Sorry for the lame Rocky spin. I love Rocky. But this isn’t about his awesome boxing skills. It’s about our trip to Hadrian’s Villa. Our trip to Hadrian’s Villa was a pretty good one. It’s through Temple that we went, so if you’re someone looking for the trip and you’re studying abroad, you can go with the Temple art history classes. If you’re not going to Temple, don’t fear, I’m sure there’s a bus trip that goes there. There’s bus trips pretty much everywhere. I’ve found this out recently when planning my parents’ vacation. Day trips here, weekend trips there. Everywhere. We got a wine tour through Tuscany leaving from Rome and I’m keeping my sweaty little fingers crossed that our group isn’t another big tour group in a sea of big tour groups at the farm that we’re going to. It is a farm, so hopefully the heavens will open up and shine some love down on me and grant my wishes. Keep your fingers crossed too. Enough of my hopes and dreams though. Hadrian’s Villa. I remember sitting in that lovely dark air conditioned dungeon art history room my first semester at Tyler in what I think was Dr.
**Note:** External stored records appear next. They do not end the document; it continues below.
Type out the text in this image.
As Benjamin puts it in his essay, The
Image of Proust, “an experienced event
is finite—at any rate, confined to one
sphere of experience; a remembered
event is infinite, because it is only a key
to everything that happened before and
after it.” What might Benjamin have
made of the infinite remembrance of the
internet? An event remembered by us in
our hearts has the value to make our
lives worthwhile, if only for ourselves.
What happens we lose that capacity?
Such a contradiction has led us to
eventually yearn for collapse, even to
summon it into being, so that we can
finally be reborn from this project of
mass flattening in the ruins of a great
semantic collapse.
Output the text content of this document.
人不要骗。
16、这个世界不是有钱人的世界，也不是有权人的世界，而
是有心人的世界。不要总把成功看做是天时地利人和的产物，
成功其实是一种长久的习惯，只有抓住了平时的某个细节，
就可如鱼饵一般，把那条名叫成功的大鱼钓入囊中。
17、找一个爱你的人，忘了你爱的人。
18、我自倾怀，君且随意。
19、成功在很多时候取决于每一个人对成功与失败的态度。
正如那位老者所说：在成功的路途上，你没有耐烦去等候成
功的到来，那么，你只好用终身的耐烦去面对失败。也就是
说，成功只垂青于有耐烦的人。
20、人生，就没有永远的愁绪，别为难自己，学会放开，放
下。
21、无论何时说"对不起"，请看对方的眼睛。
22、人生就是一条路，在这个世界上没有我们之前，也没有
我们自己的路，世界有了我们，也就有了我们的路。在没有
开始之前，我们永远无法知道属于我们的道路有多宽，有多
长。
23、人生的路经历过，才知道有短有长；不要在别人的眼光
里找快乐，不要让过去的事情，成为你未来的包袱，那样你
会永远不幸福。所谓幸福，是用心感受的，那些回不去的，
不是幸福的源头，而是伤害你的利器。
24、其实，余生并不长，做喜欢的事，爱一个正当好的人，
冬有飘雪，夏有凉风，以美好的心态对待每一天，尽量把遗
Kline’s class. He showed us slides and talked about them in a way that got your imagination going. He described them that they were interesting, not boring memorizations. He’d say things like “when you go to Italy you’ll have to see this” or “you could take a weekend trip to Rome and see this”. It’s funny now that I actually did. Hadrian’s Villa was always one of my favorite slides. It looked magical in some way. Like I’d like to go there and hang out by the pool. Although I could be making this up, my memory does that sometimes. But I’m pretty sure this is real. Most of the Villa is destroyed and unrecognizable as to what it once was and unfortunately Dr. Kline wasn’t there to help color in the pages. But the section that I remember most did not disappoint. It’s a little pond area of water, giant fish, tadpoles, and statues. The water looks radioactive and the fish look like they’ve drank too much of it, but I loved it. It really was still beautiful.
There’s columns and statues all around. Many nude, and of course the people that I was with had to get in the risqué pictures with the butts. There’s this funny running joke with the people we’re here with about taking weird, somewhat inappropriate photos with statues while in Rome together. That gradually led into incorporating the couples in the park that express a little too much enthusiasm about PDA. My friend likes to somewhat discretely sit or stand pretty close to couples that are pretty intensely intimate and pretend like she’s kissing someone. We’re probably pretty weird, but I thought it was hilarious. The Italian culture likes to let it all hang out from what we’ve observed, especially in parks.
Anyway…back to the villa. It’s definitely a place worth visiting. We had a lecture there that was really not the most fun thing to do…sorry to say, but I’m sure a tour or information that’s meant to be entertaining would be awesome.